Bourdain has said that his reckoning was largely spurred by witnessing firsthand the experiences of his girlfriend, Asia Argento, one of Harvey Weinstein’s accusers. Just this week, he told IndieWire how proud he was of Argento’s Cannes speech calling out Harvey Weinstein’s enablers. “It was absolutely fearless to walk right into the lion’s den and say what she said, the way she said it,” he said. “It was an incredibly powerful moment, I thought. I am honored to know someone who has the strength and fearlessness to do something like that.”

In addition to his staunch support of Argento and other Weinstein accusers, Bourdain repeatedly called out men who were critical of #MeToo, from Alec Baldwin to James Corden. He also publicly wrestled with the question of his own past, and scrutinized his own history to see how it may have contributed to “meathead” restaurant culture. As he said in a powerful Slate interview with Isaac Chotiner: “I had to ask myself, particularly given some things that I’m hearing, and the people I’m hearing them about: Why was I not the sort of person, or why was I not seen as the sort of person, that these women could feel comfortable confiding in? I see this as a personal failing.”
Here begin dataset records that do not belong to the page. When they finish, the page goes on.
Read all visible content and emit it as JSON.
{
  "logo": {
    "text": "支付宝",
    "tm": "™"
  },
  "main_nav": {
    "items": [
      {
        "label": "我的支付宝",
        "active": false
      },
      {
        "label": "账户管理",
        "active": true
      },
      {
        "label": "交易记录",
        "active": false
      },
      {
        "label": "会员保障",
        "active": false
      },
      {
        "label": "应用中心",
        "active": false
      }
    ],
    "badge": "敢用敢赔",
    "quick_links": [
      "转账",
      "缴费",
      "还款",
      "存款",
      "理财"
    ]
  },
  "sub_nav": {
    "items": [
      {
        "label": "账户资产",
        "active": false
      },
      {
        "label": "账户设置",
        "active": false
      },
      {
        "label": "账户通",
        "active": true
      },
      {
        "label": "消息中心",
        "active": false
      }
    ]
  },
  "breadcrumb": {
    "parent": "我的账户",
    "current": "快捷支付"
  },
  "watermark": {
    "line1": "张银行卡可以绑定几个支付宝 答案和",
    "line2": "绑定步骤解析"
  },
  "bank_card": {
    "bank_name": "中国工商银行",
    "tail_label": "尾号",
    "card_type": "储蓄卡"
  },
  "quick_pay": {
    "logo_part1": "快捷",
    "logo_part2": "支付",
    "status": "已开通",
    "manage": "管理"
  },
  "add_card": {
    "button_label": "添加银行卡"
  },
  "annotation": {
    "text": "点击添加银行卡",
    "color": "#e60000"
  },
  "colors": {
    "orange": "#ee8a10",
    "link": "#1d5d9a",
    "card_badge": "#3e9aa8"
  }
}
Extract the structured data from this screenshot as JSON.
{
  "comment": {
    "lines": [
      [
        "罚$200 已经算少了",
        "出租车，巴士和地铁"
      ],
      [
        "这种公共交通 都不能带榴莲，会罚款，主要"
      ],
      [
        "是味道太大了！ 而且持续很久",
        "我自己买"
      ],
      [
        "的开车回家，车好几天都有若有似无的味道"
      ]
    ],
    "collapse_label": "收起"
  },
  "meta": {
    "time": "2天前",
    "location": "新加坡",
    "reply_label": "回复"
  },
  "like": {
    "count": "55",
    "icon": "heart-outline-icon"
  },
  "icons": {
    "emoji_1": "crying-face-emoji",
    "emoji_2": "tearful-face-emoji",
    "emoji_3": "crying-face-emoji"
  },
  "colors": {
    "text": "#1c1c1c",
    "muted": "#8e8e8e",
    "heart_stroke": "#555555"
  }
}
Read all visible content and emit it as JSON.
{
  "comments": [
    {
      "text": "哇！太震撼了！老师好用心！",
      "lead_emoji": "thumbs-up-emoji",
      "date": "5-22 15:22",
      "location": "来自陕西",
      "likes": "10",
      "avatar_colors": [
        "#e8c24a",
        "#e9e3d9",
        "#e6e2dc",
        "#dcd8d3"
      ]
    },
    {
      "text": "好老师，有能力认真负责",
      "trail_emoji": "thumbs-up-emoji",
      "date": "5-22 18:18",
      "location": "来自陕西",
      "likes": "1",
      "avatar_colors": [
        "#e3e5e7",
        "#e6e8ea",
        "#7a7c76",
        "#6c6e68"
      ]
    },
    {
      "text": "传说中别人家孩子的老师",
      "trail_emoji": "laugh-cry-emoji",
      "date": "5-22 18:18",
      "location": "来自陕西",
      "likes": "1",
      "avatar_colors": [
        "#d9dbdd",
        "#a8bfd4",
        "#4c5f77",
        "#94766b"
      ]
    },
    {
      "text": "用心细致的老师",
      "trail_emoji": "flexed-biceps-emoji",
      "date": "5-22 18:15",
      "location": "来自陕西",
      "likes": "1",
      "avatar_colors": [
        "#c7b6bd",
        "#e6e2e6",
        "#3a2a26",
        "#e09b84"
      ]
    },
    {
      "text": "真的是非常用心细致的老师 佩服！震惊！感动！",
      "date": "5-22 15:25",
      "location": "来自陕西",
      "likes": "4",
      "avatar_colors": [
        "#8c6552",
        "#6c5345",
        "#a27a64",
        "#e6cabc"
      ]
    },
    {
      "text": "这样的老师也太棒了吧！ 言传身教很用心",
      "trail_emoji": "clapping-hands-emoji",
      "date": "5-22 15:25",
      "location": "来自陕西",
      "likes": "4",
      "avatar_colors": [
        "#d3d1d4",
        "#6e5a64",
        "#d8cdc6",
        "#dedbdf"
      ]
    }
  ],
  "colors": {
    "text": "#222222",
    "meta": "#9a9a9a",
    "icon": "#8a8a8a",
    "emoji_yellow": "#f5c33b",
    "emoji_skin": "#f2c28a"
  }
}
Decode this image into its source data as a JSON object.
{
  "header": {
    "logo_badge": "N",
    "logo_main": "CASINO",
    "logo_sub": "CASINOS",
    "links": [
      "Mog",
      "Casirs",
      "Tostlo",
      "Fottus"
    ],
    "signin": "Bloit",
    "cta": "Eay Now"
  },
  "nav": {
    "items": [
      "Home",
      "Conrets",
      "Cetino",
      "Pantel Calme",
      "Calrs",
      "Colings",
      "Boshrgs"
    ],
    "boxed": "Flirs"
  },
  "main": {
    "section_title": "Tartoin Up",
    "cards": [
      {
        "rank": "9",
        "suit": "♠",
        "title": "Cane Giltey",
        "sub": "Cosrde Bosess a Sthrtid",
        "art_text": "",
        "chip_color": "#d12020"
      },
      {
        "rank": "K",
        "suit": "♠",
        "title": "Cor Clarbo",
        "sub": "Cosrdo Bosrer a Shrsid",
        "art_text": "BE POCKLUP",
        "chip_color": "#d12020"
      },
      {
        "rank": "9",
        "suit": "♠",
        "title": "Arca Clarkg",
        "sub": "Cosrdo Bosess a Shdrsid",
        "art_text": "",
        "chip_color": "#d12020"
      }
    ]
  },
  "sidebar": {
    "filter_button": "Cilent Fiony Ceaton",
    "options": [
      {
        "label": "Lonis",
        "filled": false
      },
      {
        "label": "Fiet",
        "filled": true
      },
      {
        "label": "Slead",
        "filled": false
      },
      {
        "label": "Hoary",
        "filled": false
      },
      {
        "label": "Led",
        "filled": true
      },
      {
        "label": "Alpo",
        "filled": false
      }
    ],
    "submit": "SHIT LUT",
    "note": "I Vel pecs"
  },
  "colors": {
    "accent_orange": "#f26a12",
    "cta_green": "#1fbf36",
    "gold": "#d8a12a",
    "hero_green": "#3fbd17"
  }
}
Bourdain was forthright in acknowleding his own complicity in upholding a certain macho bad-boy chef archetype; as he told Chotiner in the Slate Q&A, he has spent a lot of time reevaluating his popular memoir Kitchen Confidential, and questioning the extent to which his writing glamorized a toxic system. “Because I was a guy in a guy’s world who had celebrated a system — I was very proud of the fact that I had endured that, that I found myself in this very old, very, frankly, phallocentric, very oppressive system and I was proud of myself for surviving it,” he said, candidly. “And I celebrated that rather enthusiastically, I mean, I became a leading figure in a very old, very oppressive system so I could hardly blame anyone for looking at me as somebody who’s not going to be particularly sympathetic.”

Since the news broke this morning, tweets have been rolling in celebrating all aspects of Bourdain’s life and legacy, including his feminist activism:

His empathy, insight, and courage should stand as a beacon to other men grappling with their own place in the #MeToo movement. For this, and so many other things, he will be missed.